Francine could easily pass for a belated sequel to Kelly Reichardt’s Wendy And Lucy; it centers on a similar impoverished, disconnected woman in trouble with the law, and prone to seek comfort in animals rather than people. As the film begins, Leo is leaving jail after an unknown sentence for a never-revealed crime. It’s unclear how she became so emotionally damaged, but her cringing approach to life suggests a history of abuse. She gets joy out of sunlight, wind, and swimming, but she approaches people awkwardly if at all, and pulls away from human connection without revealing why. She’s most at home with animals, but as she builds a menagerie of strays, her tiny small-town home disintegrates around her.
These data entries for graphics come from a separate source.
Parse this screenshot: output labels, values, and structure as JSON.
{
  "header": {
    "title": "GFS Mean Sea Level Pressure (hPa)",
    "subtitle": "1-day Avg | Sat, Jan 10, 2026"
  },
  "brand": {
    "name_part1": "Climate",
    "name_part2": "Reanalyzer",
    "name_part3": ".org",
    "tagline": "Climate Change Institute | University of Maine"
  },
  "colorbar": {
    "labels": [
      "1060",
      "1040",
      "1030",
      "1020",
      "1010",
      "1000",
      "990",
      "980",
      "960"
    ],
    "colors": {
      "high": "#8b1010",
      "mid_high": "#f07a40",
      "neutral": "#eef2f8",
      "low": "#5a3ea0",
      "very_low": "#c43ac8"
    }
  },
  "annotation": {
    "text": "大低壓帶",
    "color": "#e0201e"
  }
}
From the beginning, Leo’s tentative, defeated air suggests the film will be an exercise in waiting for the other shoe to drop. Because her goals are so minimal and her attempts to meet them are so timid, the story never suggests it will be about how she crawls up toward respectability, so much as how soon and how badly she falls. Cassidy and Shatzky follow her through barely connected snippets—a shot of her waiting tables gives way to humiliating, painful sex in a bathroom; a metal band performing in a vacant lot gives her a moment of thrashing freedom—but it’s all observational, with little dialogue and practically no connective tissue. Until one lyrical sequence near the end, the cuts tend to be artlessly abrupt and jarring, emphasizing disconnection, particularly as she moves from loud arcades and bars to quiet stable stalls and silent rooms.
The lack of continuity, development, or background puts a lot of pressure on Leo to make every moment significant, and to make her character appealing even when she’s navigating her wrecked house, flinging dog food everywhere as if feeding chickens in a yard. And to some degree, she pulls it off. Her situation attracts some degree of empathy, and her hesitant, vulnerable performance attracts another. But it’s hard to be absorbed into such a fragmented, impressionistic world, where the questions about what her actions mean, who she is, and who she’s becoming perpetually outweigh the information at hand. Leo alone is practically enough for a movie, but Francine is such a small, short, incomplete one that it’s easy to want more—or less of this, and more of her in a more fully realized role.